Les zones économiques spéciales chinoises, l'illusion de la croissance ?

Par Sandra Poncet  |   |  440  mots
DR Sandra Poncet
A deux jours du déplacement de François Hollande et de plusieurs entrepreneurs français en Chine, Sandra Poncet, professeur à l'Ecole d'Economie de Paris et conseiller scientifique au CEPII, dresse un bilan mitigé des zones économiques spéciales dédiées aux exportations. La fiscalité attractive sur ces zones incite effectivement les investissements directs étrangers, mais offre à la Chine peu de perspectives de croissance...

Attirer des investissements directs étrangers a souvent été envisagé comme un moyen efficace pour promouvoir la montée en gamme de la production industrielle.

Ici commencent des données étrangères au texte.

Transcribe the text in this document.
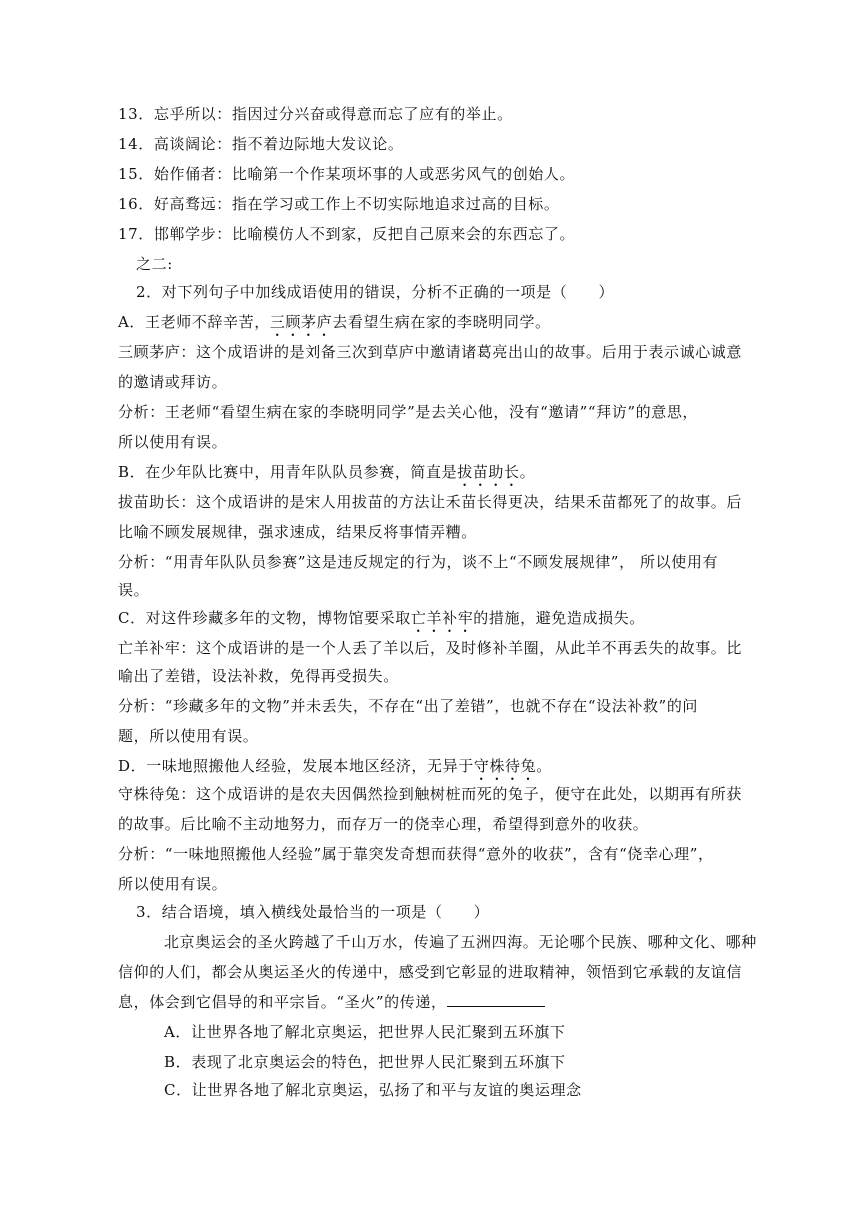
13．忘乎所以：指因过分兴奋或得意而忘了应有的举止。
14．高谈阔论：指不着边际地大发议论。
15．始作俑者：比喻第一个作某项坏事的人或恶劣风气的创始人。
16．好高骛远：指在学习或工作上不切实际地追求过高的目标。
17．邯郸学步：比喻模仿人不到家，反把自己原来会的东西忘了。
之二:
2．对下列句子中加线成语使用的错误，分析不正确的一项是（　　）
A．王老师不辞辛苦，三顾茅庐去看望生病在家的李晓明同学。
三顾茅庐：这个成语讲的是刘备三次到草庐中邀请诸葛亮出山的故事。后用于表示诚心诚意
的邀请或拜访。
分析：王老师“看望生病在家的李晓明同学”是去关心他，没有“邀请”“拜访”的意思，
所以使用有误。
B．在少年队比赛中，用青年队队员参赛，简直是拔苗助长。
拔苗助长：这个成语讲的是宋人用拔苗的方法让禾苗长得更决，结果禾苗都死了的故事。后
比喻不顾发展规律，强求速成，结果反将事情弄糟。
分析：“用青年队队员参赛”这是违反规定的行为，谈不上“不顾发展规律”， 所以使用有
误。
C．对这件珍藏多年的文物，博物馆要采取亡羊补牢的措施，避免造成损失。
亡羊补牢：这个成语讲的是一个人丢了羊以后，及时修补羊圈，从此羊不再丢失的故事。比
喻出了差错，设法补救，免得再受损失。
分析：“珍藏多年的文物”并未丢失，不存在“出了差错”，也就不存在“设法补救”的问
题，所以使用有误。
D．一味地照搬他人经验，发展本地区经济，无异于守株待兔。
守株待兔：这个成语讲的是农夫因偶然捡到触树桩而死的兔子，便守在此处，以期再有所获
的故事。后比喻不主动地努力，而存万一的侥幸心理，希望得到意外的收获。
分析：“一味地照搬他人经验”属于靠突发奇想而获得“意外的收获”，含有“侥幸心理”，
所以使用有误。
3．结合语境，填入横线处最恰当的一项是（　　）
北京奥运会的圣火跨越了千山万水，传遍了五洲四海。无论哪个民族、哪种文化、哪种
信仰的人们，都会从奥运圣火的传递中，感受到它彰显的进取精神，领悟到它承载的友谊信
息，体会到它倡导的和平宗旨。“圣火”的传递，
A．让世界各地了解北京奥运，把世界人民汇聚到五环旗下
B．表现了北京奥运会的特色，把世界人民汇聚到五环旗下
C．让世界各地了解北京奥运，弘扬了和平与友谊的奥运理念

Le premier canal est direct puisque la qualité des biens produits par les entreprises à capitaux étrangers est généralement supérieure à celle des entreprises nationales. Par différents effets de diffusion, la présence de multinationales peut aussi induire une amélioration des biens produits par les entreprises nationales.

La Chine est probablement le pays le plus emblématique d'une stratégie dynamique d'attraction des entreprises étrangères. Depuis 1979, le gouvernement chinois a activement promu les entrées d'investissements directs étrangers (IDE) par diverses incitations fiscales dans l'espoir que la présence d'entreprises étrangères soutienne le processus de transformation structurelle. Depuis le début des années 2000, les autorités ont multiplié le nombre de zones ciblant les activités d'assemblage (« export processing zones »).

Mirage statistique
Dans le cas de la Chine, les autorités ont concentré les investissements étrangers et les activités de transformation dans des zones économiques spéciales (ZES) dédiées aux exportations : cette déconnexion structurelle et géographique entre les activités domestiques ordinaires d'un côté, et celles reposant sur la technologie importée et les entreprises étrangères de l'autre, a pu entraver la diffusion technologique.


 

Une étude du G-MonD récente suggère que ce choix délibéré a réduit les retombées potentielles et les gains de croissance provenant des activités d'assemblage et étrangères. En effet en concentrant les investissements étrangers et les activités de transformation dans des ZES dédiées aux exportations les autorités en ont limité l'enracinement local. Or l'appropriation domestique et l'insertion forte des entreprises dans l'économique locale sont essentielles pour que l'adoption de nouvelles technologies renforce la croissance. Ce travail indique qu'il est crucial de distinguer entre les différentes origines (domestique et étrangère) de la montée en gamme pour disposer d'un indicateur pertinent de la véritable adoption des technologies occidentales par les pays émergents et que la seule référence au volume des investissements directs étrangers ne saurait suffire. En effet dans le cas de la Chine, l'amélioration apparente des exportations pourrait n'être qu'un mirage statistique dans la mesure où elle provient uniquement des progrès des entreprises étrangères ou de la qualité des composants assemblés, sans qu'ils initient ou signalent une montée en gamme des entreprises nationales. En outre, dans ce contexte, les externalités et les bénéfices qui en sont attendus en termes de croissance semblent amoindris.